Schliesslich ging die Diskussion vom „Was“ zum „Wie“: Das Sommersemester 2008 wurde von der überwältigenden Mehrheit zum „Protestsemester“ gekürt. Gleich am Anfang des Semesters soll eine weitere Vollversammlung stattfinden, um die Möglichkeit von Protesten einschliesslich eines Streiks zu diskutieren. Außerdem beschliessen die StudentInnen, sich mit den Beschäftigten bei Nokia in Bochum solidarisch zu erklären, deren Werk geschlossen wird.

Im Anschluss gab es eine Demonstration mit etwa 400 TeilnehmerInnen durch das Universitätsgelände in Dahlem. Auf dem Weg wurden StudentInnen, die in Seminaren am Institut für Wirtschaftswissenschaften saßen, durch die Fenster zum Mitmachen aufgefordert.

Um den Tag abzuschliessen, gab es Vokü, Getränke und Musik in einem studentischen Café. Die politischen Diskussionen liefen stundenlang, doch gegen 22 Uhr verbreitete sich die Meldung, dass die BVG-Arbeiter­Innen ab 0:00 in den Streik treten sollten. Mensch fühlte sich recht solidarisch, müsste sich aber trotzdem beeilen, um den letzten Zug zu erwischen – sonst drohte eine einsame Nacht im abgeschnittenen Dahlem.

Wie geht‘s weiter?

Der uniweite Aktionstag war insgesamt ein Erfolg. Die Vollversammlung war überraschend groß – mit 400 TeilnehmerInnen etwa doppelt so groß wie die größte VV im letzten Jahr. Noch ist es eine kleine, politisierte Minderheit von einigen hundert Studierenden, die an solchen Aktionstagen teilnimmt. Aber so bald dynamischere Kampfformen wie Streiks in Gang kommen, werden weitere Tausende zweifellos dazu kommen.

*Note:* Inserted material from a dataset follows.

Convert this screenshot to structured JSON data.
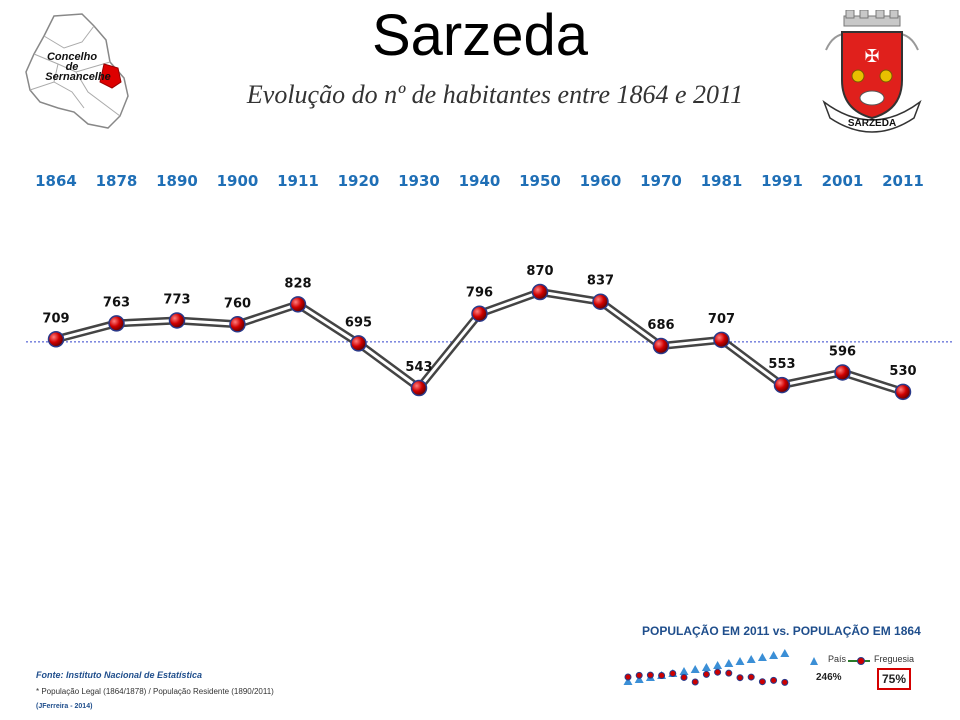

Jetzt ist es wichtig, dass die Vollversammlung im April gut vorbereitet wird. Wir brauchen mehr als eine Beschwerderunde – wir brauchen einen konkreten Aktionsplan für Widerstand innerhalb und vor allem außerhalb der Universität! Es gab viel Applaus für einen Redebeitrag, der auf die Notwendigkeit von gemeinsamen Protestaktionen von Studierenden mit SchülerInnen, Azubis, ArbeiterInnen, Arbeitslosen und MigrantInnen hinwies. Um die Forderungen der StudentInnen durchzusetzen, muss diese Perspektive der Solidarität in der Praxis umgesetzt werden.